Артем тяжело вздохнул и не стал пререкаться. Ближе к ночи голова опять разболелась, и Артем твердо решил сходить к врачу. Головными болями он никогда не страдал, и внезапные приступы мигрени всерьез его обеспокоили. Вот только разберется с делами и обязательно сходит. ТЭЦ в эту ночь ревела особенно сильно.

∗ ∗ ∗

Последующие дни потекли вяло и не запомнились абсолютно ничем. Пестрящий цифрами рабочий компьютер, перекусы в столовой, сиденье на скамейке в обшарпанном сквере. Редкие солнечные деньки перемежались с тягучей дождливой порой, возвещающей приход октября. Артем разрывался между рутиной и оформлением наследства, которое тянулось мучительно долго, цепляясь за всевозможные бюрократические крючки. Приводил в порядок квартиру. Правда разбирать комнату бабушки рука так и не поднялась, зато он выкинул явный хлам, а кое-что даже продал. Жизнь завертелась своим чередом, оттесняя на задний план и боль утраты и Юшку и ямы в лесу, становясь такой, какой и должна быть – спокойной, немного скучной. Даже голова почти не болела, оттого и к врачу идти не пришлось. Такой исход Артема вполне устраивал.

Беспокоили только ночи, в которые Артем подолгу не мог уснуть – ТЭЦ стала реветь уже в темноте. Он пробовал куда-то звонить, даже писал жалобы, но потом просто махнул рукой. Оставалось обкладывать подушками голову и только далеко за полночь забываться тревожным сном.

Борис, как и всегда, ворвался внезапно и не поздоровавшись, когда Артем тыкнул зеленый кружок на дисплее жужжащего телефона.

– Слыхал про попа?

– Какого еще попа?

– А я не знаю, как его звать, но ты его видел. Он вроде на похоронах был… – Боря понизил голос.

– Отец Дмитрий? А что с ним?

– Да в этом городе все вдруг головой поехать решили. Приходи завтра, поглядим. Офигеешь. – Боря назвал адрес, который показался смутно знакомым. Вроде бы дачный поселок – идти совсем близко.

– Опять тащишь меня по слякоти и говну. Ты бы хоть намекнул, что там?

– Да не, тут лучше самому. Завтра увидишь.

Разговор закончился, но выдержав небольшую паузу, Артем все же добавил:

– Слушай, Борь, а ты слышишь, как ТЭЦ ночью гудит?

Борис помолчал. Затем ответил, и Артему показалось, что в его голосе проскальзывали нервные нотки.

– Ну, может и шумит иногда. Она всегда шумит, сколько лет уже. А чего такое? Чего спрашиваешь?

– Да нет… это я просто.

Боря хотел сказать что-то еще, но Артем положил трубку.
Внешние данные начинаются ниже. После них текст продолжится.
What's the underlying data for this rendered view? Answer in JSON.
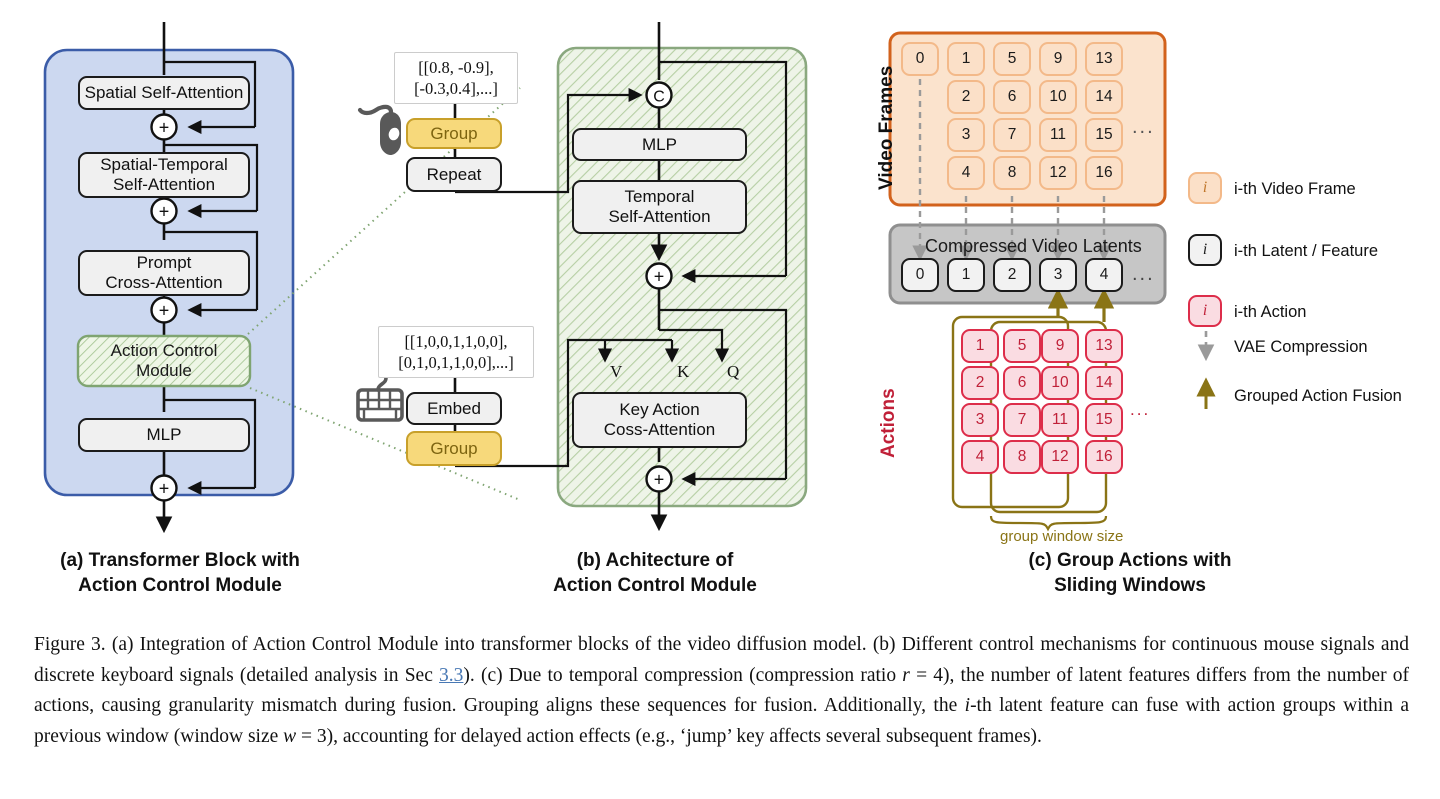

До места и правда, оказалось недалеко. Стык крохотной улицы в пару панелек, и разбитой грунтовки, уходившей в чадящий трубами частный сектор. Дачный поселок был там же, только чуть дальше. Улица была почти что пуста, только у перекрестка встретился забулдыга, избивающий авоськой фонарный столб. Артем осторожно его обошел. Дым из барачных труб щекотал ноздри.

Боря не приходил, а телефон друга отвечал длинными гудками. Артем нетерпеливо топтался на месте, наблюдая за алкашом, чья набитая сумка наконец лопнула, рассыпав содержимое по земле. Некоторое время тот глупо таращился на получившийся натюрморт, а после стал поднимать с земли пузатые картофелины, и столб подвергся уже массированной бомбардировке. А ведь и правда, не город, а большая психушка, сплошные юродивые – подумал про себя Артем. Он начинал зябнуть на осеннем ветру и уже подумал, что Боря решил над ним пошутить, когда осмотрелся получше и увидел «это». Низенькие домишки не загораживали взор, и разглядеть можно было отсюда. Не теряя времени и не став ждать товарища, Артем углубился в застройку.

Артем не был хорошо знаком с отцом Дмитрием и даже не знал, где тот живет. Теперь понял, что видимо здесь. Небольшой участок с курятником и огородом, да частный домик – бывший барак. Только не покосившийся и сгнивший, как большинство вокруг, а вполне ухоженный, с переделанной крышей и обшитый панелями. Вокруг деревянный заборчик, поблескивающий свежей краской. Под ним – аккуратные кусты малины. На стенке уличной беседки висела икона. Перед ней суетилась женщина в платке – наверно жена или родственница. Но вот это, собственно, что?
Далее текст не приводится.